Souhaiteriez-vous revoir un être cher décédé — dans un monde virtuel ?
En 2016, la fille de sept ans de Jang Ji-sung, Nayeon, a succombé à une maladie incurable. Trois ans plus tard, cette mère sud-coréenne a été « réunie » avec Nayeon — dans une certaine mesure — grâce à un monde virtuel créé pour un documentaire télévisé.
La chaîne Munhwa Broadcasting Corporation a publié un extrait de ce documentaire intitulé « Je t’ai rencontré », sur sa chaîne YouTube. Les séquences alternent entre le « monde réel » et ce monde virtuel.
Dans la première scène, Jang se trouve devant un immense écran vert, équipée d’un casque VR et de ce qui semble être des gants haptiques. Dans la seconde, elle interagit avec sa fille : elles échangent, se tiennent la main et organisent même une fête d’anniversaire avec un gâteau illuminé.
La réunion en VR est, comme on peut l’imaginer, chargée d’émotions. Jang commence à pleurer dès qu’elle aperçoit la Nayeon virtuelle, tandis que le reste de la famille — le père, le frère et la sœur de Nayeon — assiste à la scène avec sérieux, parfois submergé par l’émotion.
« Peut-être que c’est un véritable paradis », a déclaré Jang au sujet de cette réunion virtuelle, selon Aju Business Daily. « J’ai rencontré Nayeon, qui m’a appelée avec un sourire, même pour un bref instant, mais cela a été un moment de pur bonheur. Je crois que j’ai réalisé le rêve que j’avais toujours souhaité. »
D’après Aju Business Daily, l’équipe de production a consacré huit mois à ce projet. Ils ont modélisé le parc virtuel sur la base d’un lieu que la mère et la fille avaient visité dans le monde réel, et ont utilisé la capture de mouvement pour enregistrer les mouvements d’une enfant actrice, afin de recréer précisément Nayeon en version virtuelle.
En somme, bien que le processus ne soit pas simple et que le résultat final ne soit pas parfait, nous possédons désormais la technologie pour ressusciter virtuellement les défunts — de façon suffisamment convaincante pour émouvoir leurs proches aux larmes.
Les implications de tout cela sont incalculables.
Peut-être a-t-il fallu une équipe entière d’experts pour produire « Je t’ai rencontré », mais à quelle distance sommes-nous d’une plateforme où chacun pourrait télécharger des images d’un être cher décédé et interagir avec une version virtuelle de cette personne ? Des années ? Quelques mois ?
Quel sera l’impact de cela sur le processus de deuil ? Voir un être cher en VR aidera-t-il les gens à faire leur deuil et à se reconstruire après une perte ? Certaines personnes risquent-elles de s’immerger dans ce monde virtuel au point de s’éloigner de la réalité ?
Et cela s’arrêtera-t-il à la réalité virtuelle ? Est-ce le premier pas vers des androïdes conçus pour imiter nos proches disparus, tant en apparence qu’en personnalité, à l’instar de l’épisode « Be Right Back » de « Black Mirror » ?

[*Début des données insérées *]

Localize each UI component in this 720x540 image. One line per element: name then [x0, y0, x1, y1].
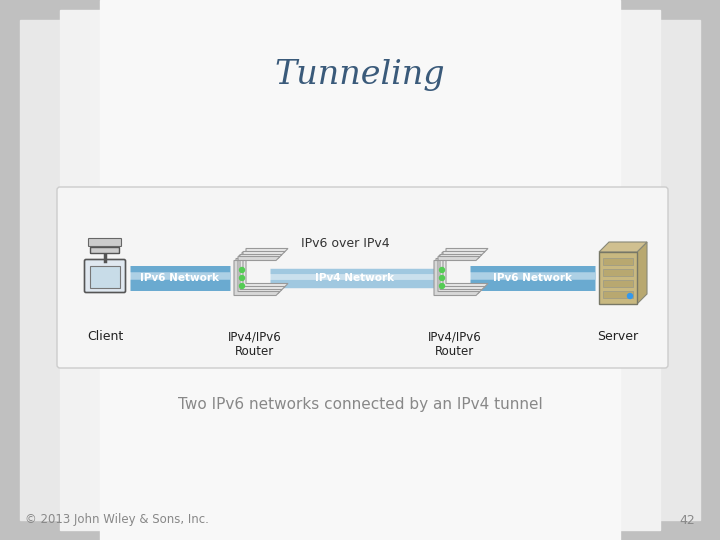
Text: IPv6 over IPv4: IPv6 over IPv4 — [301, 237, 390, 250]
Polygon shape — [234, 256, 280, 295]
Circle shape — [439, 284, 444, 288]
Bar — [603, 258, 633, 265]
Circle shape — [628, 294, 632, 299]
Text: IPv6 Network: IPv6 Network — [493, 273, 572, 283]
Bar — [603, 291, 633, 298]
Text: IPv4 Network: IPv4 Network — [315, 273, 395, 283]
Text: IPv4/IPv6
Router: IPv4/IPv6 Router — [428, 330, 482, 358]
Text: Server: Server — [598, 330, 639, 343]
Text: 42: 42 — [679, 514, 695, 526]
Polygon shape — [239, 252, 285, 291]
Polygon shape — [436, 254, 482, 294]
Polygon shape — [442, 248, 488, 287]
FancyBboxPatch shape — [57, 187, 668, 368]
Bar — [90, 266, 120, 288]
Bar — [100, 0, 620, 540]
FancyBboxPatch shape — [91, 247, 120, 253]
Polygon shape — [242, 248, 288, 287]
Text: IPv6 Network: IPv6 Network — [140, 273, 220, 283]
Bar — [599, 252, 637, 304]
Text: © 2013 John Wiley & Sons, Inc.: © 2013 John Wiley & Sons, Inc. — [25, 514, 209, 526]
Circle shape — [240, 267, 245, 273]
Bar — [603, 269, 633, 276]
Bar — [603, 280, 633, 287]
Text: Tunneling: Tunneling — [275, 59, 445, 91]
Circle shape — [439, 267, 444, 273]
Circle shape — [240, 284, 245, 288]
Bar — [60, 10, 660, 530]
Polygon shape — [236, 254, 282, 294]
Circle shape — [439, 275, 444, 280]
FancyBboxPatch shape — [89, 239, 122, 246]
Text: IPv4/IPv6
Router: IPv4/IPv6 Router — [228, 330, 282, 358]
Text: Two IPv6 networks connected by an IPv4 tunnel: Two IPv6 networks connected by an IPv4 t… — [178, 397, 542, 413]
Polygon shape — [434, 256, 480, 295]
Polygon shape — [599, 242, 647, 252]
Polygon shape — [439, 252, 485, 291]
Circle shape — [240, 275, 245, 280]
FancyBboxPatch shape — [84, 260, 125, 293]
Text: Client: Client — [87, 330, 123, 343]
Polygon shape — [637, 242, 647, 304]
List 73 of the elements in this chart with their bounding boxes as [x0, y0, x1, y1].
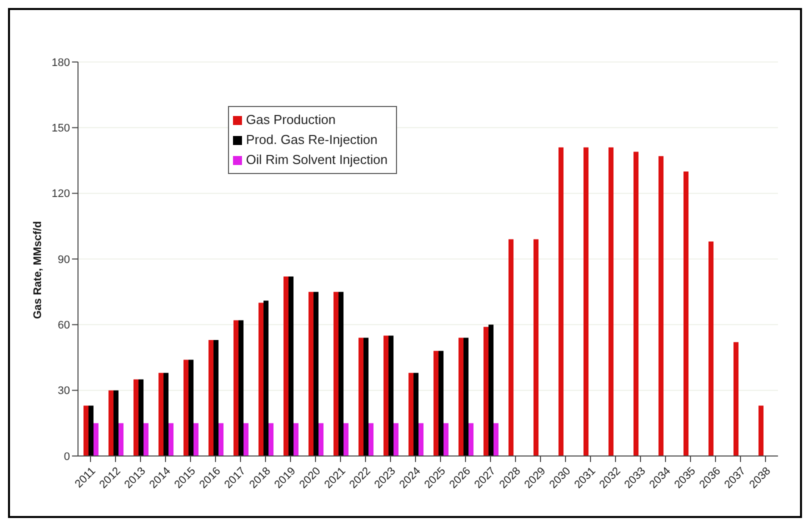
legend-label: Oil Rim Solvent Injection — [246, 151, 388, 169]
y-tick-label: 60 — [58, 320, 70, 332]
bar — [284, 276, 288, 456]
bar — [314, 292, 318, 456]
bar — [234, 320, 238, 456]
bar — [194, 423, 198, 456]
bar — [494, 423, 498, 456]
bar — [458, 338, 464, 456]
legend-label: Gas Production — [246, 111, 336, 129]
bar — [108, 390, 114, 456]
bar — [238, 320, 244, 456]
bar — [294, 423, 298, 456]
bar — [414, 372, 418, 456]
bar — [258, 302, 264, 456]
bar — [164, 372, 168, 456]
bar — [758, 406, 764, 456]
bar — [184, 360, 188, 456]
bar — [408, 372, 414, 456]
bar — [394, 423, 398, 456]
bar — [218, 423, 224, 456]
bar — [708, 241, 714, 456]
bar — [168, 423, 174, 456]
bar — [358, 338, 364, 456]
bar — [344, 423, 348, 456]
bar — [134, 379, 138, 456]
bar — [334, 292, 338, 456]
bar — [488, 324, 494, 456]
bar — [584, 147, 588, 456]
bar — [534, 239, 538, 456]
bar — [188, 360, 194, 456]
bar — [138, 379, 144, 456]
bar — [94, 423, 98, 456]
bar — [144, 423, 148, 456]
bar — [684, 171, 688, 456]
bar — [268, 423, 274, 456]
bar — [508, 239, 514, 456]
bar — [368, 423, 374, 456]
bar — [658, 156, 664, 456]
bar — [444, 423, 448, 456]
bar — [634, 152, 638, 456]
bar — [608, 147, 614, 456]
y-tick-label: 150 — [52, 122, 70, 135]
y-tick-label: 90 — [58, 254, 70, 266]
bar — [158, 372, 164, 456]
bar — [214, 340, 218, 456]
bar — [384, 336, 388, 456]
bar — [118, 423, 124, 456]
y-tick-label: 0 — [64, 450, 70, 463]
bar — [244, 423, 248, 456]
bar — [418, 423, 424, 456]
bar — [338, 292, 344, 456]
bar — [388, 336, 394, 456]
bar — [464, 338, 468, 456]
bar — [264, 300, 268, 456]
y-axis-title: Gas Rate, MMscf/d — [32, 221, 44, 319]
bar — [434, 350, 438, 456]
bar — [84, 406, 88, 456]
y-tick-label: 30 — [58, 385, 70, 398]
legend-label: Prod. Gas Re-Injection — [246, 131, 378, 149]
bar — [734, 342, 738, 456]
bar — [318, 423, 324, 456]
bar — [438, 350, 444, 456]
bar — [484, 326, 488, 456]
y-tick-label: 180 — [52, 56, 70, 69]
bar — [288, 276, 294, 456]
bar — [308, 292, 314, 456]
bar — [558, 147, 564, 456]
bar — [114, 390, 118, 456]
bar — [208, 340, 214, 456]
bar — [364, 338, 368, 456]
y-tick-label: 120 — [52, 188, 70, 200]
bar — [88, 406, 94, 456]
bar — [468, 423, 474, 456]
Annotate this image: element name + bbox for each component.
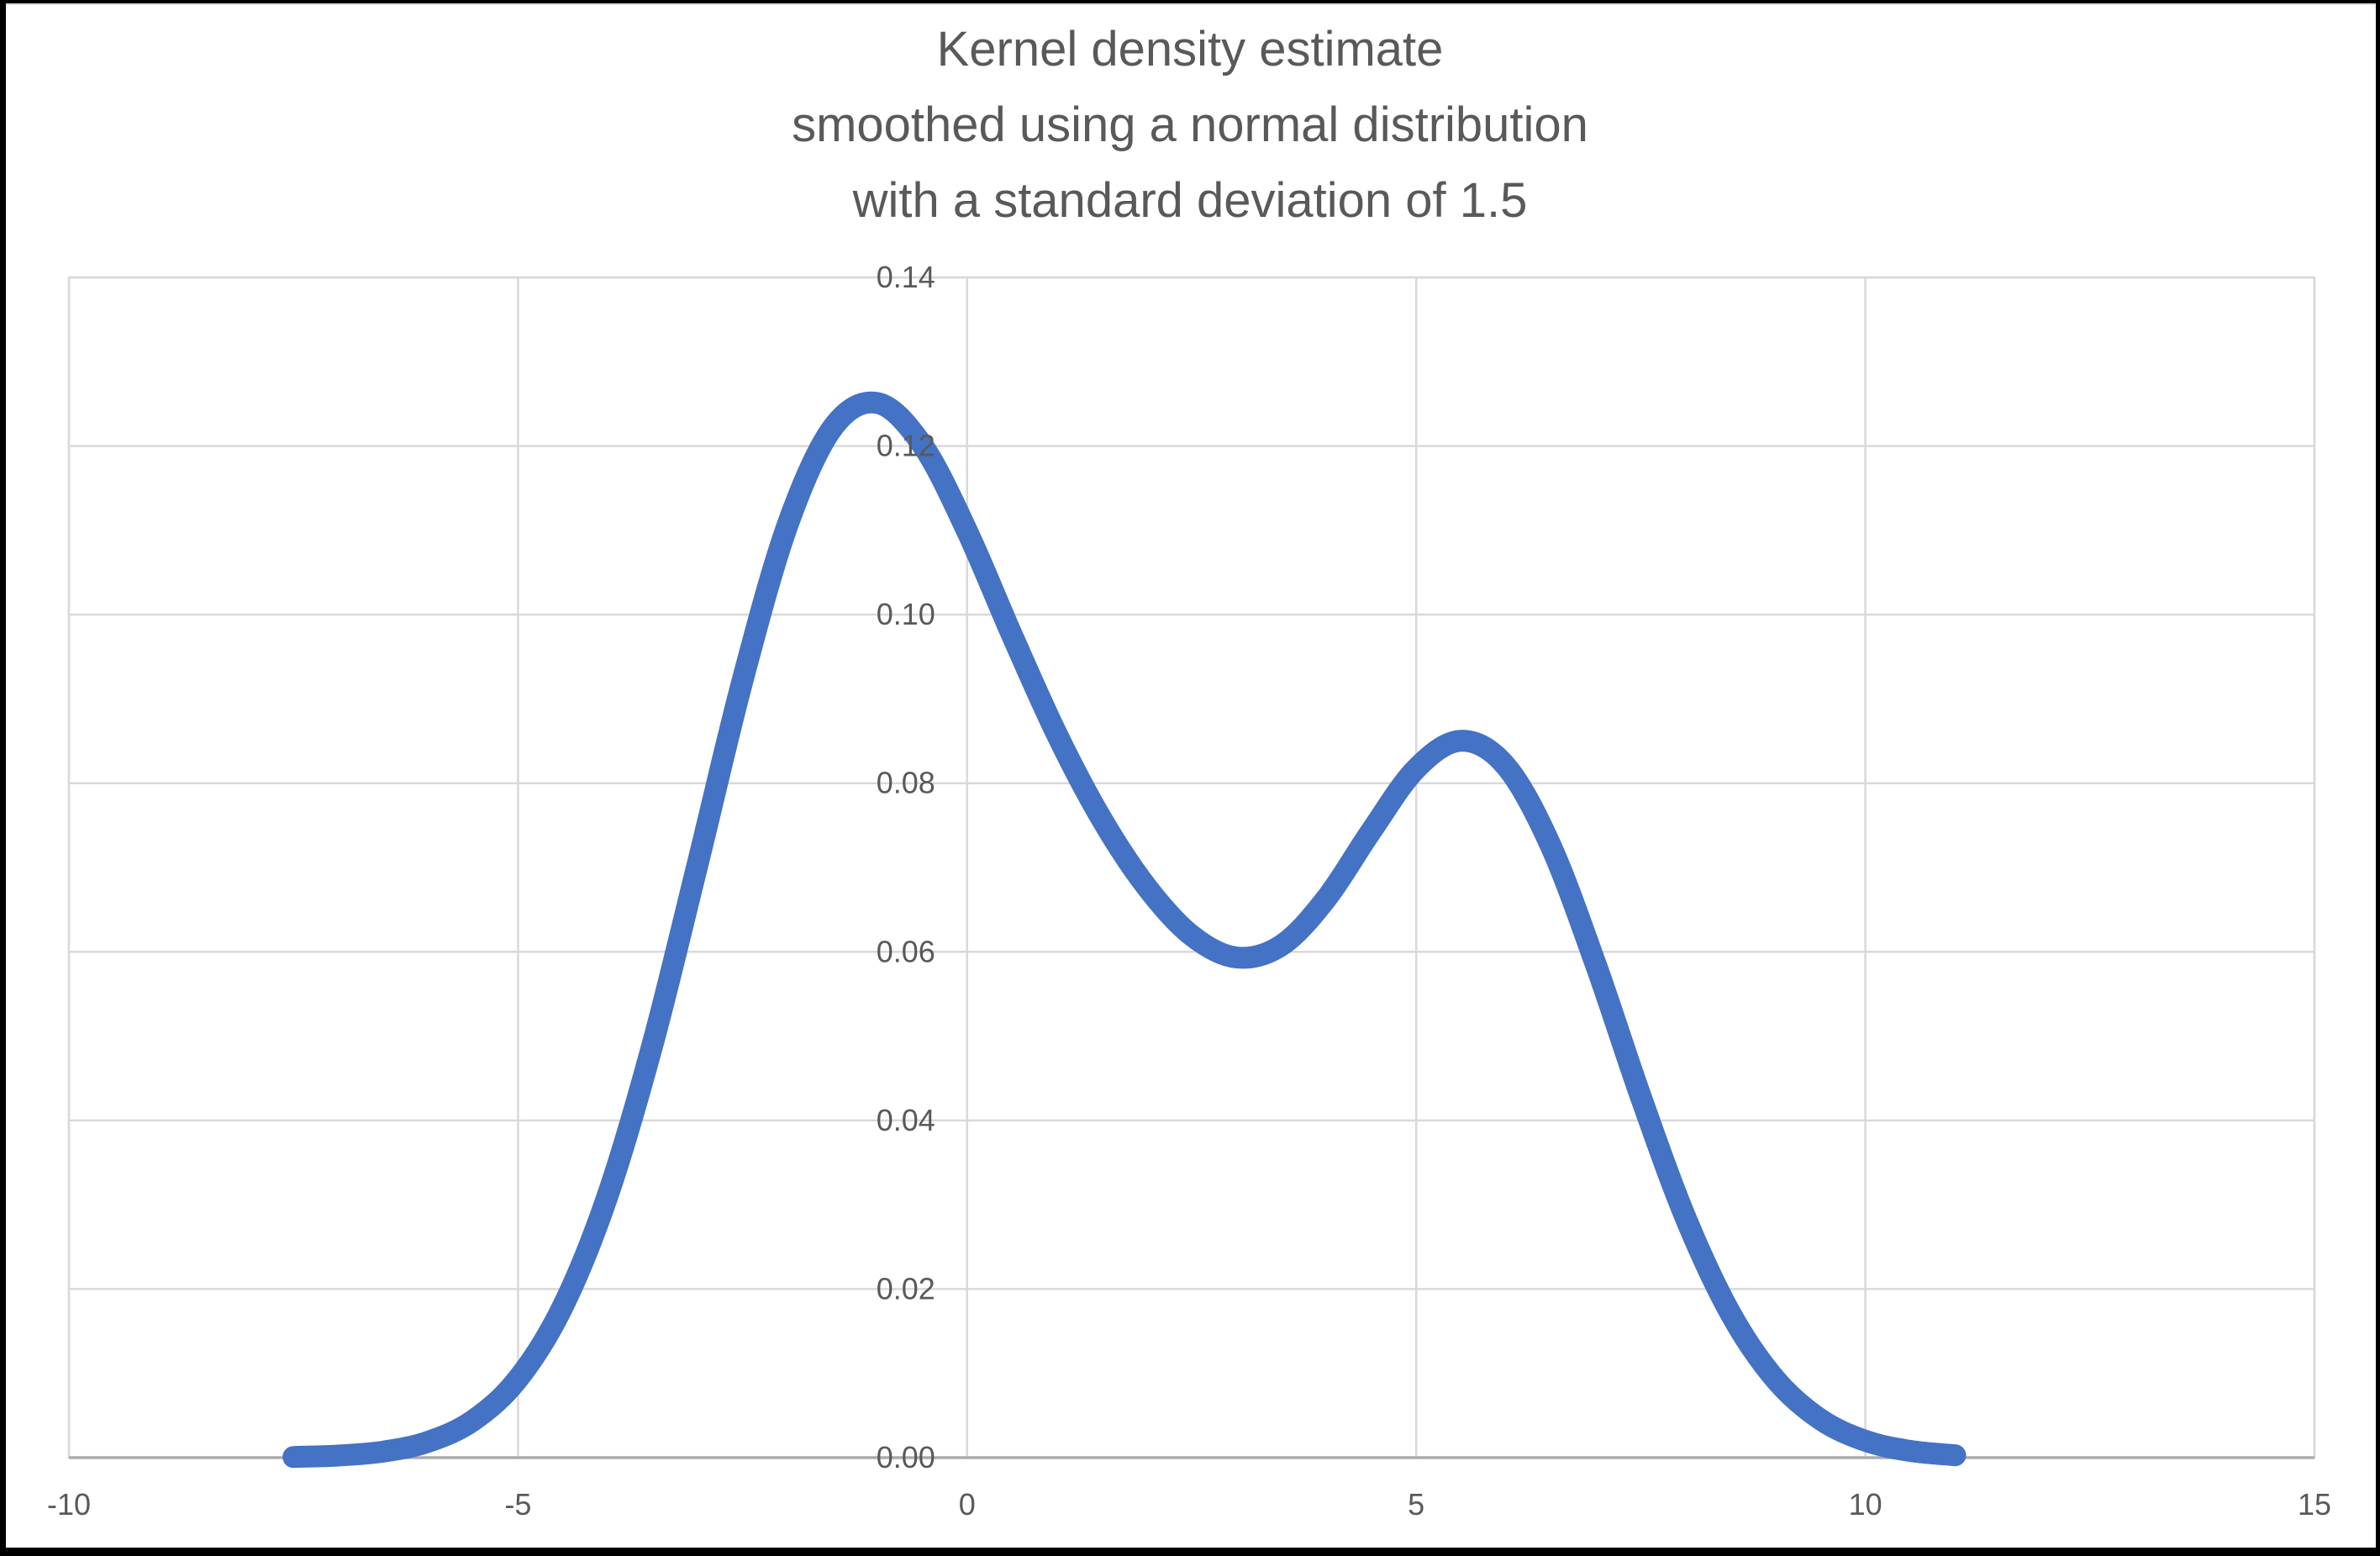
y-axis-tick-label: 0.12 — [877, 429, 935, 463]
kde-curve — [282, 391, 1967, 1469]
y-axis-tick-label: 0.00 — [877, 1440, 935, 1474]
x-axis-tick-label: 0 — [959, 1487, 976, 1522]
x-axis-tick-label: 15 — [2298, 1487, 2331, 1522]
y-axis-tick-label: 0.02 — [877, 1271, 935, 1305]
chart-title-line-2: smoothed using a normal distribution — [792, 98, 1588, 152]
y-axis-tick-label: 0.14 — [877, 260, 935, 294]
chart-title: Kernel density estimate smoothed using a… — [0, 12, 2380, 239]
x-axis-tick-label: -10 — [47, 1487, 91, 1522]
x-axis-tick-label: 5 — [1408, 1487, 1424, 1522]
frame-border-top — [0, 0, 2380, 3]
chart-title-line-1: Kernel density estimate — [936, 22, 1444, 76]
y-axis-tick-label: 0.04 — [877, 1103, 935, 1137]
frame-inner-edge — [6, 3, 2376, 5]
frame-border-right — [2376, 0, 2380, 1556]
chart-title-line-3: with a standard deviation of 1.5 — [852, 173, 1528, 228]
y-axis-tick-label: 0.10 — [877, 597, 935, 631]
plot-area-border — [67, 276, 2316, 1459]
x-axis-tick-label: 10 — [1849, 1487, 1882, 1522]
frame-border-bottom — [0, 1548, 2380, 1556]
y-axis-tick-label: 0.06 — [877, 934, 935, 968]
x-axis-tick-label: -5 — [504, 1487, 531, 1522]
y-axis-tick-label: 0.08 — [877, 766, 935, 800]
frame-border-left — [0, 0, 6, 1556]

Plusieurs startups œuvrent déjà dans cette direction, en compilant des données sur des personnes vivantes et décédées afin de créer des « avatars numériques » de ces individus. D’autres entreprises travaillent même à développer des clones robotiques de personnes réelles.
La clé pour qu’une réunion en réalité virtuelle soit une expérience positive — c’est-à-dire plus comme une version moderne de feuilleter un album photo et moins comme cet épisode de « Black Mirror » — semble résider dans le fait que la personne vivante accepte pleinement la mort de son être cher.
« Puisque vous savez que la personne est partie, vous acceptez l’équivalent virtuel pour ce qu’il est — un vestige réconfortant, » a expliqué Michael Graziano, neuroscientifique à Princeton, à Dell Technologies. « Il n’y a rien de mal ou d’immoral là-dedans. »
Il est peut-être nécessaire de réglementer cette pratique. Plutôt que de permettre aux startups de proposer au public l’opportunité d’interagir avec des versions virtuelles de leurs proches défunt, et ce probablement contre paiement, nous pourrions envisager de rendre cette technologie accessible uniquement aux personnes ayant accepté de passer un entretien avec un psychologue.
Il est difficile de déterminer quelle approche pourrait fonctionner, étant donné que la possibilité d’interagir avec des versions réalistes de défunts en réalité virtuelle est un territoire encore largement inexploré. Cependant, maintenant que nous avons officiellement pénétré dans cette arène, de nombreuses questions exigent des réponses rapides.